Juin (6)

17 3 2
                                    

/ Moteur, caméra, action

Lundi 19 juin

17h30

Une salle entièrement vitrée au deuxième étage du bâtiment administratif de mon collège. Quatre chaises autour d'une table ronde en bois s'accordant avec le style épuré de la pièce. Seule une plante verte disposée dans un coin ajouta cette touche de couleur. Ces quatre chaises noires, bientôt toutes occupées. Cette table où quatre personnes seraient très prochainement assises autour et où l'histoire commencerait à être comptée.

La porte s'ouvrit en dessous d'une pendule accrochée. Sans pour autant m'alerter, je continuai d'examiner le mobilier.

Une personne s'installa à ma droite. Ma vision périphérique me confirma qu'il s'agissait de ma mère, son carré brun s'offrant partiellement à ma vue.

— Comment te sens-tu ?

Nous savions toutes deux que cette question n'aurait jamais de réponse. Je ne continuerai pas cette discussion.

Mon père arriva quelques instants plus tard, embrassant ma mère avant de tirer la chaise à ma gauche. Une dernière chaise, face à moi, se trouva vide. Ma professeure d'anglais qui avait proposé ce rendez-vous à ma mère dans le weekend qui venait de se finir entra à son tour, nous saluant en insistant sur ma personne la combla.

— Monsieur, Madame Sorena, je suis navrée de devoir vous revoir dans ces circonstances, expliqua-t-elle.

Mes parents acquiescèrent.

— Bien, Rose, son attention se déposa sur moi pendant que j'esquivai son regard. Je comprends que ce contexte puisse te mettre mal à l'aise ou que tu te sentes potentiellement oppressée, mais nous sommes là et uniquement ici pour t'aider. Seulement ton papa et ta maman et moi-même, nous ne pouvons pas simplement deviner au travers de ta lettre. Son corps face au mien, ses mains bougèrent en fonction de ses paroles. J'ai remarqué ton changement de comportement depuis plusieurs mois, mais je n'aurai jamais pu imaginer que cela était aussi grave.

— Personne ne peut imaginer ce que je vis au quotidien, madame, osai-je exprimer de manière désintéressée.

Ses yeux s'ouvrirent de plus en plus grand, sûrement interloqués de m'entendre m'exprimer de cette façon ou juste d'entendre ma voix. Elle ne l'avait plus écouté depuis cette fin de cours où elle m'avait questionné sur mon état.

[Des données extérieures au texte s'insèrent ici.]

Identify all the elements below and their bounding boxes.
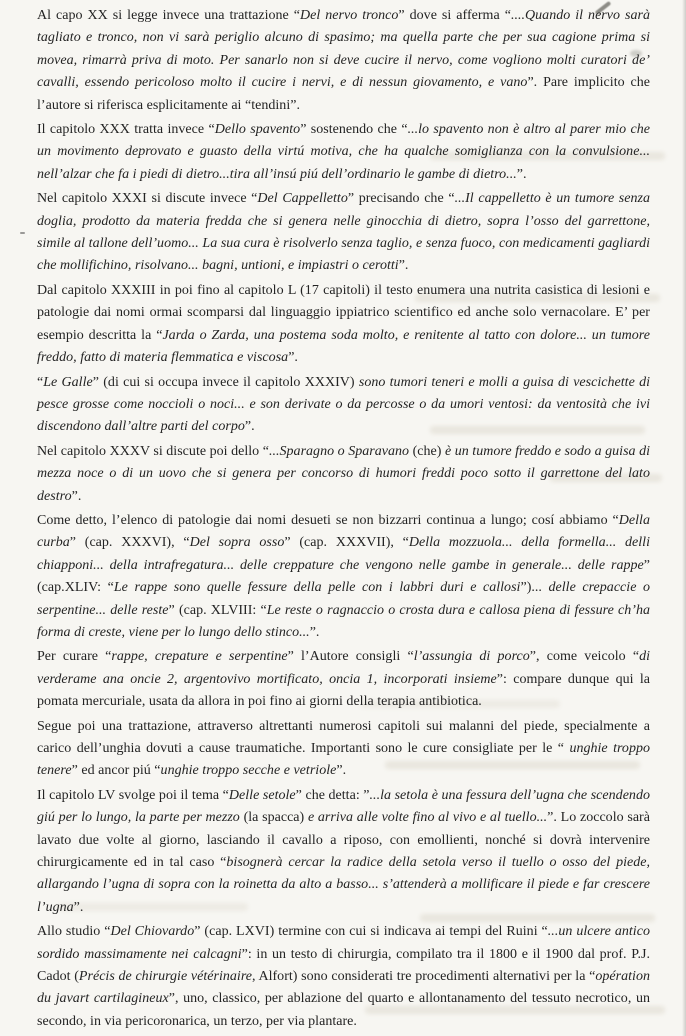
body-text: ” precisando che “ xyxy=(347,191,455,207)
body-text: Per curare “ xyxy=(37,649,112,665)
body-text: ”. xyxy=(336,763,347,779)
body-text: ”. xyxy=(516,166,527,182)
body-text: ”. Lo zoccolo sarà lavato due volte al giorno, lasciando il cavallo a riposo, con emollienti, nonché si dovrà intervenire chirurgicamente ed in tal caso “ xyxy=(37,810,650,871)
body-text: Il capitolo LV svolge poi il tema “ xyxy=(37,787,229,803)
paragraph xyxy=(37,510,650,644)
body-text: ”. xyxy=(398,258,409,274)
body-text: ” ed ancor piú “ xyxy=(71,763,161,779)
body-text: ”. xyxy=(244,419,255,435)
quoted-italic-text: Le rappe sono quelle fessure della pelle con i labbri duri e callosi xyxy=(113,580,521,596)
quoted-italic-text: ....Quando il nervo sarà tagliato e tronco, non vi sarà periglio alcuno di spasimo; ma quella parte che per sua cagione prima si movea, rimarrà priva di moto. Per sanarlo non si deve cucire il nervo, come vogliono molti curatori de’ cavalli, essendo pericoloso molto il cucire i nervi, e di nessun giovamento, e vano xyxy=(37,8,650,91)
body-text: ”. xyxy=(309,624,320,640)
body-text: ”. xyxy=(288,350,298,366)
body-text: ”: in un testo di chirurgia, compilato tra il 1800 e il 1900 dal prof. P.J. Cadot ( xyxy=(37,946,650,985)
body-text: Segue poi una trattazione, attraverso altrettanti numerosi capitoli sui malanni del piede, specialmente a carico dell’unghia dovuti a cause traumatiche. Importanti sono le cure consigliate per le “ xyxy=(37,718,650,756)
paragraph xyxy=(37,716,650,783)
quoted-italic-text: Della curba xyxy=(37,512,650,551)
quoted-italic-text: Del nervo tronco xyxy=(300,8,399,23)
body-text: ” (cap.XLIV: “ xyxy=(37,557,650,596)
paragraph xyxy=(37,5,650,117)
body-text: Al capo XX si legge invece una trattazione “ xyxy=(37,8,301,23)
quoted-italic-text: Delle setole xyxy=(228,787,296,803)
body-text: (la spacca) xyxy=(243,810,308,826)
paragraph xyxy=(37,119,650,186)
quoted-italic-text: Del Chiovardo xyxy=(110,924,195,940)
body-text: , Alfort) sono considerati tre procedimenti alternativi per la “ xyxy=(252,969,596,985)
quoted-italic-text: Le reste o ragnaccio o crosta dura e callosa piena di fessure ch’ha forma di creste, viene per lo lungo dello stinco... xyxy=(37,602,650,640)
body-text: Come detto, l’elenco di patologie dai nomi desueti se non bizzarri continua a lungo; cosí abbiamo “ xyxy=(37,512,619,528)
quoted-italic-text: Del sopra osso xyxy=(189,535,285,551)
quoted-italic-text: rappe, crepature e serpentine xyxy=(111,649,288,665)
body-text: Nel capitolo XXXV si discute poi dello “ xyxy=(37,443,269,459)
body-text: Allo studio “ xyxy=(37,924,111,940)
body-text: ”, uno, classico, per ablazione del quarto e allontanamento del tessuto necrotico, un secondo, in via pericoronarica, un terzo, per via plantare. xyxy=(37,991,650,1029)
quoted-italic-text: Dello spavento xyxy=(214,122,301,138)
scan-edge-shadow xyxy=(682,0,686,1036)
quoted-italic-text: bisognerà cercar la radice della setola verso il tuello o osso del piede, allargando l’ugna di sopra con la roinetta da alto a basso... s’attenderà a mollificare il piede e far crescere l’ugna xyxy=(37,855,651,915)
body-text: Dal capitolo XXXIII in poi fino al capitolo L (17 capitoli) il testo enumera una nutrita casistica di lesioni e patologie dai nomi ormai scomparsi dal linguaggio ippiatrico scientifico ed anche solo vernacolare. E’ per esempio descritta la “ xyxy=(37,282,650,343)
quoted-italic-text: l’assungia di porco xyxy=(413,649,530,665)
quoted-italic-text: ...la setola è una fessura dell’ugna che scendendo giú per lo lungo, la parte per mezzo xyxy=(37,787,650,826)
body-text: “ xyxy=(37,374,44,390)
quoted-italic-text: sono tumori teneri e molli a guisa di vescichette di pesce grosse come noccioli o noci... e son derivate o da percosse o da umori ventosi: da ventosità che ivi discendono dall’altre parti del corpo xyxy=(37,374,651,435)
body-text: (che) xyxy=(412,443,445,459)
paragraph xyxy=(37,785,650,919)
body-text: ” sostenendo che “ xyxy=(300,122,408,138)
quoted-italic-text: ...Il cappelletto è un tumore senza doglia, prodotto da materia fredda che si genera nelle ginocchia di dietro, sopra l’osso del garrettone, simile al tallone dell’uomo... La sua cura è risolverlo senza taglio, e senza fuoco, con medicamenti gagliardi che mollifichino, risolvano... bagni, untioni, e impiastri o cerotti xyxy=(37,191,651,274)
body-text: ” dove si afferma “ xyxy=(398,8,511,23)
body-text: ” (cap. XXXVI), “ xyxy=(69,535,190,551)
quoted-italic-text: e arriva alle volte fino al vivo e al tuello... xyxy=(307,810,548,826)
quoted-italic-text: ...Sparagno o Sparavano xyxy=(268,443,413,459)
document-text xyxy=(37,5,650,1035)
body-text: ” (cap. XXXVII), “ xyxy=(284,535,409,551)
body-text: ”)... xyxy=(520,580,549,596)
quoted-italic-text: ...lo spavento non è altro al parer mio che un movimento deprovato e guasto della virtú motiva, che ha qualche somiglianza con la convulsione... nell’alzar che fa i piedi di dietro...tira all’insú piú dell’ordinario le gambe di dietro... xyxy=(37,122,650,182)
paragraph xyxy=(37,280,650,370)
body-text: ” l’Autore consigli “ xyxy=(287,649,414,665)
quoted-italic-text: Précis de chirurgie vétérinaire xyxy=(78,969,253,985)
body-text: Il capitolo XXX tratta invece “ xyxy=(37,122,215,138)
paragraph xyxy=(37,646,650,713)
paragraph xyxy=(37,372,650,439)
body-text: ”. xyxy=(71,488,82,504)
quoted-italic-text: delle crepaccie o serpentine... delle reste xyxy=(37,580,650,618)
quoted-italic-text: opération du javart cartilagineux xyxy=(37,969,650,1007)
body-text: ”. xyxy=(73,899,84,915)
quoted-italic-text: Jarda o Zarda, una postema soda molto, e renitente al tatto con dolore... un tumore freddo, fatto di materia flemmatica e viscosa xyxy=(37,327,650,366)
scan-speck xyxy=(20,232,25,234)
body-text: ” (cap. XLVIII: “ xyxy=(168,602,267,618)
quoted-italic-text: unghie troppo secche e vetriole xyxy=(160,763,337,779)
body-text: ”: compare dunque qui la pomata mercuriale, usata da allora in poi fino ai giorni della terapia antibiotica. xyxy=(37,671,650,710)
quoted-italic-text: unghie troppo tenere xyxy=(37,741,651,779)
paragraph xyxy=(37,441,650,508)
body-text: ”. Pare implicito che l’autore si riferisca esplicitamente ai “tendini”. xyxy=(37,75,650,113)
body-text: ” (di cui si occupa invece il capitolo XXXIV) xyxy=(92,374,359,390)
body-text: ” (cap. LXVI) termine con cui si indicava ai tempi del Ruini “ xyxy=(194,924,548,940)
body-text: Nel capitolo XXXI si discute invece “ xyxy=(37,191,258,207)
quoted-italic-text: ...un ulcere antico sordido massimamente nei calcagni xyxy=(37,924,650,962)
quoted-italic-text: Del Cappelletto xyxy=(257,191,348,207)
quoted-italic-text: Della mozzuola... della formella... delli chiapponi... della intrafregatura... delle creppature che vengono nelle gambe in generale... delle rappe xyxy=(37,535,650,573)
quoted-italic-text: Le Galle xyxy=(43,374,93,390)
body-text: ” che detta: ” xyxy=(295,787,370,803)
body-text: ”, come veicolo “ xyxy=(529,649,640,665)
paragraph xyxy=(37,188,650,278)
quoted-italic-text: di verderame ana oncie 2, argentovivo mortificato, oncia 1, incorporati insieme xyxy=(37,649,651,687)
quoted-italic-text: è un tumore freddo e sodo a guisa di mezza noce o di un uovo che si genera per concorso di humori freddi poco sotto il garrettone del lato destro xyxy=(37,443,651,504)
paragraph xyxy=(37,921,650,1033)
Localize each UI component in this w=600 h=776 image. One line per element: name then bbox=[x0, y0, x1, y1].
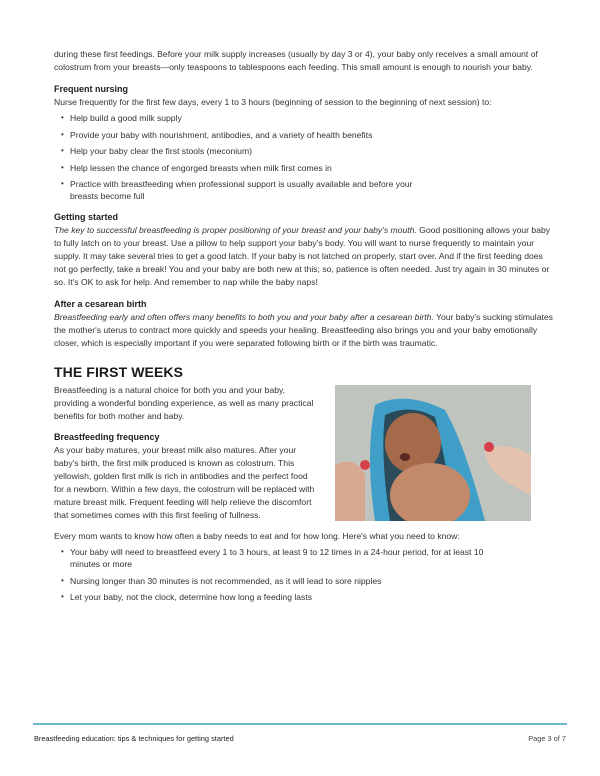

— C'est à peine pensable, ironisai-je, plus d'une dizaine de personnes s'acharnant sur une seule et même personne. Vous pouvez y croire, vous ? Lui demandai-je sans attendre de réelles réponses, mes noisettes à présent dans ses yeux vert d'eau. Tout cela a débuté il y a plusieurs mois. Pas la peine de me demander la date, j'en ai perdu la notion du temps. Chaque jour, c'était la même rengaine. J'arrivais en cours, la boule au ventre, l'estomac aussi vide que mon esprit. Devant vous, j'essayais de paraître normal, vous savez, une élève classique suivant les cours, prenant des notes. Mais dans chaque cours, au moment où l'attention du prof ou de la prof était accès sur le tableau, je me retrouvais en cage où je me prenais des insultes, des reproches, des moqueries. Tous les jours, ils répétaient les mêmes mots. Je pense que je les connais par cœur à présent.

— Qui sont ces « ils » Rose, s'interrogea ma mère, tournant sa tête vers moi.

— Pendant les cours de sport, continuai-je ignorant totalement sa demande, les insultes s'accompagnaient de blessures. Leurs visages se décomposèrent. On ne me frappait pas, juste pendant la lutte, il arrivait que certains ou certaines enfoncent leurs doigts dans ma peau. Apparemment, je le méritais, c'est ce qu'ils répétaient, « tout est de ta faute, Sorena ». J'avais mérité ce qui m'arrivait. Le soir, je rentrais achevée, je mettais toute la bonne volonté pour faire mes devoirs, mais j'y arrivais pas alors, je les laissais et allais me coucher. Certaines fois, je regardais mon portable, mais ça continuait même dessus, des menaces, des attentes sur ce que me réservait le lendemain. La routine, finalement.